“While equipment revenue fell short of expectations, we continue to see steady progress from Reinvention initiatives taken to date. Adjusted operating income and margin grew year-over-year, and the pending acquisition of ITsavvy will improve Xerox’s value proposition with clients, as well as the mix of revenue from growing businesses,” said Steve Bandrowczak, chief executive officer at Xerox.
- Revenue of $1.53 billion, down 7.5 percent, or 7.3 percent in constant currency.
- GAAP net (loss) of $(1.2) billion, or $(9.71) per share, a decrease of $1.3 billion or $9.99 per share, year-over-year, respectively. This quarter includes an after-tax non-cash goodwill impairment charge of $1.0 billion, or $8.16 per share and a charge to tax expense related to the establishment of a valuation allowance of $161 million, or $1.29 per share.
- Adjusted net income of $34 million, or $0.25 per share, down $43 million or $0.21 per share, year-over-year, respectively.
- Adjusted operating margin of 5.2 percent, up 110 basis points year-over-year.
- Operating cash flow of $116 million, down $8 million year-over-year.
- Free cash flow of $107 million, down $5 million year-over-year.
- Lowered 2024 revenue guidance to a decline of around 10% in constant currency, adjusted operating margin guidance to around 5.0%, and free cash flow guidance to a range of $450 to $500 million.
In Q3 2024, the company experienced improved financial results due to the benefits of Reinvention.
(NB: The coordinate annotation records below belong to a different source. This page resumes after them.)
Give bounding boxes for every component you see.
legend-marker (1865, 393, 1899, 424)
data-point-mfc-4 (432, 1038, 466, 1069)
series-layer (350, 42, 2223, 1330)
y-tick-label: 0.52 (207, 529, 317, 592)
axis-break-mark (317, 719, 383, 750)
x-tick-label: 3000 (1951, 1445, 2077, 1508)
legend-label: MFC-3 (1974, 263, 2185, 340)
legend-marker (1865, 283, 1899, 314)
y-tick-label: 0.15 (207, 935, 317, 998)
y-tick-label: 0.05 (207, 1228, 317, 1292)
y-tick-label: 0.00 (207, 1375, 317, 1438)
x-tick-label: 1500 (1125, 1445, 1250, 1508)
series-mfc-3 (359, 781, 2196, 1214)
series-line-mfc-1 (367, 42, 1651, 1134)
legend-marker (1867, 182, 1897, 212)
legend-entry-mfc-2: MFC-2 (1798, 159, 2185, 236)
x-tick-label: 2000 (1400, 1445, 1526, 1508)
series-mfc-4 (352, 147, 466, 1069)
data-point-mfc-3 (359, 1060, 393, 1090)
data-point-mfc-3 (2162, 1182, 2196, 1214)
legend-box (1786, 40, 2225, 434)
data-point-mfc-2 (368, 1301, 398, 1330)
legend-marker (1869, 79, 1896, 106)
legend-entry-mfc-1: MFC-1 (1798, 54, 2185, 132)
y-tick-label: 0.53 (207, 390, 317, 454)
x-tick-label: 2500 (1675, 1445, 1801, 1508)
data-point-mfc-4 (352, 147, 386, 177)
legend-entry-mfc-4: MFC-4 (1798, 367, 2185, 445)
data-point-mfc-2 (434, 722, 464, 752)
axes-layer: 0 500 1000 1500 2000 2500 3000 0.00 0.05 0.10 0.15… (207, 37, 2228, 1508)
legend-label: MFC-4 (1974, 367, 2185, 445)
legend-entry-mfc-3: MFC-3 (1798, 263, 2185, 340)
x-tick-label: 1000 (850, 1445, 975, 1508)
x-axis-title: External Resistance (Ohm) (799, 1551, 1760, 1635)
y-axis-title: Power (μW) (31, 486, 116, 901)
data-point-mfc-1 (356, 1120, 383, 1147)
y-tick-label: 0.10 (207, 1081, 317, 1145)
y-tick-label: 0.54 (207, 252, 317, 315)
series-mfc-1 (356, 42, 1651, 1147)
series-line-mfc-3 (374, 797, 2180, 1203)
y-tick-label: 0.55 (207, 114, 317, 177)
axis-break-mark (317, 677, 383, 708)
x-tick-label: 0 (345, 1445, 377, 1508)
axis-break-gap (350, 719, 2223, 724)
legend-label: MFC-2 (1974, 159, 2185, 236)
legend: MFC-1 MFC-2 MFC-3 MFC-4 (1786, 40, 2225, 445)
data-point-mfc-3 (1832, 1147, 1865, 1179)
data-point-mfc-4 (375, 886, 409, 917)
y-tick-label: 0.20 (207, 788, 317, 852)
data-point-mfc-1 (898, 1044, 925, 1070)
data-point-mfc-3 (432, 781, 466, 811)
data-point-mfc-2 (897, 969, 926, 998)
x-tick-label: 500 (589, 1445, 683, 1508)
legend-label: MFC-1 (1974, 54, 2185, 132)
The company experienced a second consecutive period of moderating revenue declines, year-over-year improvements in adjusted operating income and income margin, and over 100% free cash flow conversion from adjusted operating income. The pending acquisition of ITsavvy is expected to improve the mix of revenue from complementary, value-added businesses with higher underlying rates of revenue growth.
Equipment sales declined 12.2% in actual and constant currency, primarily due to fluctuations in backlog and other Reinvention actions. The remainder of the decline was primarily due to the delayed global launch of two new products, lower-than-expected improvements in sales force productivity, delays in the timing of installations associated with Hurricane Helene, unfavourable mix, and a large Production equipment sale in the prior year. Total equipment installations increased approximately 17.0% year-over-year, due to growth in entry level equipment.
Post-sale revenue declined 6.1% in actual currency, or 5.7% in constant currency, as compared to Q3 2023. This decline was primarily due to lower outsourcing and service revenue, intentional reductions in non-strategic revenue, and the effects of geographic simplification. Pre-tax loss decreased by approximately $1.1 billion, and a pre-tax, non-cash goodwill impairment charge of $1.1 billion ($1.0 billion after-tax) or $8.16 per share was included.
Adjusted operating income increased by $12 million as compared to Q3 2023, partially offset by lower selling, administrative, and general expenses associated with actions taken to simplify the organization. Revenue guidance was reduced from 5% to 6% in constant currency to about 10% in constant currency, reflecting the incremental effects of intentional reductions in non-strategic revenue and lower equipment revenue. Free cash flow guidance was reduced from at least $550 million to a range of $450 million to $500 million, reflecting the after-tax effects of the reduction in adjusted operating income guidance.